To be able to distinguish the Shortbill spearfish from other relative species is by their lightweight and lean bodies. As with their names, they have the shortest bill amongst the other billfish and that their dorsal fins are >50% their bodies’ height, which is higher than a Marlin fish’s dorsal fin and lower than a Sailfish. 

In the comparison of the Shortbill spearfish to the Longbill, is that the Longbill spearfish has a bill twice the length of its lower jaw, whereas the Shortbill spearfish bill is scarcely longer than its own lower jaw. And common for all variations of the spearfish is that their dorsal is bright blue with no spots. 


Diet and Size

Shortbill Spearfish, such as the other spearfishes are considered to be surface feeders. And they primarily consume other small to medium-sized fish and squid.

Shortbill Spearfish can grow up to the lengths of 91 in., but most that are caught do not exceed the length of 75 in. Their maximum weight is recorded to be up to 115 lbs.


Interesting Facts about Shortbill Spearfish

  • Shortbill Spearfish, such as other spearfish are not often caught to be as game fish in most areas in the world as by the number of them are considered to be too low and often are a result as a “by-catch” when caught accidentally by other anglers targeting other billfish or by commercial fisheries for tuna. 
  • Spawning for the Shortbill Spearfish is believed to occur during the winter season, at areas of water with warm offshore currents reaching the surface temperature of around 25-degree celsius.
  • The Shortbill Spearfish matures at the age of two, and rarely lives past the age of 3. Though scientists are unsure due to limited data, it can be presumed that they can live at the maximum age of 4 to 5 years of age.
  • Shortbill Spearfish are considered to be edible, with a similar taste to White and Blue Marlin fish, but with a more pronounced taste over Tuna. It is one of the several species of billfish that are compatible for grilling and broiling.
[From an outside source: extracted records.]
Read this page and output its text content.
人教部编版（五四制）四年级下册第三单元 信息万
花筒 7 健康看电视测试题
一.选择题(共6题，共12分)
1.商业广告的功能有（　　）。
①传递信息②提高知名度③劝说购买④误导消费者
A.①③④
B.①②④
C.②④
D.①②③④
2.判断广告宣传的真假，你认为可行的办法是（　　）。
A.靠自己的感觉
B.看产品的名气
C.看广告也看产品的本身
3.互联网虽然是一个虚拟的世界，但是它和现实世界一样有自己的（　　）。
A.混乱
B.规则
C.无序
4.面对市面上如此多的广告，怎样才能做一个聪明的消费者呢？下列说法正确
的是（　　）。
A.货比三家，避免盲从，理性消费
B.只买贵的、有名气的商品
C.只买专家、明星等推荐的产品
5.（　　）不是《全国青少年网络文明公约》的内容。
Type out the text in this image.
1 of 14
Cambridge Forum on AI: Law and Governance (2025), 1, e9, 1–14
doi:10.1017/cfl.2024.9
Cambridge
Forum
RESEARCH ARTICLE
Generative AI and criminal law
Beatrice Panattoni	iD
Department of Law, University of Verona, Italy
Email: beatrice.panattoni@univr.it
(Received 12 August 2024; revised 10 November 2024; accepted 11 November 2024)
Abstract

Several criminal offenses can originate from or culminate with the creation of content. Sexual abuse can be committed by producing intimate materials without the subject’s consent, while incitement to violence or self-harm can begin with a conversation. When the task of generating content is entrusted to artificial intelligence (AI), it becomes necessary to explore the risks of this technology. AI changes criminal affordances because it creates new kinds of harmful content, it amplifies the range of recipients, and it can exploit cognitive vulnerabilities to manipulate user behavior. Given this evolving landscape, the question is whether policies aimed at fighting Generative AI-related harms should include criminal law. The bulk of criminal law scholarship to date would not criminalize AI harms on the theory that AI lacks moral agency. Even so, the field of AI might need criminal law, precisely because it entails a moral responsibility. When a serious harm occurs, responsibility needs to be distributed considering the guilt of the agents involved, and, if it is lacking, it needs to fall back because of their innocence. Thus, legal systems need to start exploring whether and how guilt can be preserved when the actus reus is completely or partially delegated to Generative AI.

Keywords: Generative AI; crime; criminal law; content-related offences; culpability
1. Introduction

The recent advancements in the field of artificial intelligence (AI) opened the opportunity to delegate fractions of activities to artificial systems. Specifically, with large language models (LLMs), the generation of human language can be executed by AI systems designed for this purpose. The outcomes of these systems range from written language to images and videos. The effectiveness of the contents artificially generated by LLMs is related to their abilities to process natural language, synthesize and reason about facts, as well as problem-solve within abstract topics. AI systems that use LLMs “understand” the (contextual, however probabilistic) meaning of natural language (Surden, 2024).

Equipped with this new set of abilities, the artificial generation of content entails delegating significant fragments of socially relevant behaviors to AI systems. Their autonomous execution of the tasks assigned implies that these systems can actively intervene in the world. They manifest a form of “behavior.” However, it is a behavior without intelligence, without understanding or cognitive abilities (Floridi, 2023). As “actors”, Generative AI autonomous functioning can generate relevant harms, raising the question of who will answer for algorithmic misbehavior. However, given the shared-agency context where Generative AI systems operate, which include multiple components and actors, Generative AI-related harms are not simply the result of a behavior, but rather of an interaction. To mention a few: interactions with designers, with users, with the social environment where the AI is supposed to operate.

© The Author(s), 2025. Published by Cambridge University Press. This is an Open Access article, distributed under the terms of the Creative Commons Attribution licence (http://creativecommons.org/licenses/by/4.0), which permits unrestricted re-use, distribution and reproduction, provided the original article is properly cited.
In Hawaii, the Shortbill spearfish, also known as Hebi, are considered to be “catch-of-the-day” items for their menus.
  • The IGFA realizes the stark differences among the spearfish species and they plan to formally recognize their distinction as they aren’t opposed to that idea.


Fishing Techniques

There are methods you can try to catch a Shortbill Spearfish. First, the Pelagic Longline, a method most often used when attempting to catch tuna or swordfish in the open seas. It requires a deep-set longline or a shallow-set long line with baited hooks attached to floating lines on the ocean by the use of buoys or even flagpoles.

Another method would be the Pelagic Hook-and-line, to catch coastal fish such as tuna, swordfish again, marlins, and others. They use a variety of artisanal hook-and-line methods. But essentially it is a pole and line with live bait attached and scattered into the water. Trolling using lures and lines, or hand lines with lures, or lines and bait bags can be used in targeting large fish. 

As spearfish are of a numbered species and are often caught accidentally as “by-catch”, methods of catching almost any other pelagic large fishes would, and with a bit of luck, work to catch you one of those Shortbill Spearfish.


Habitat and Distribution

Shortbill Spearfish are pelagic fish, they often occupy open waters and do not often stray far from the surface. They are open ocean, deep water fish frequently observed in temperate and tropical climate oceans, along the Indian and Pacific oceans, which is believed to be their location for their principal population and even their spawning grounds. Though some stray individuals can be found in the Atlantic ocean. They are considered to be a highly migratory type of species.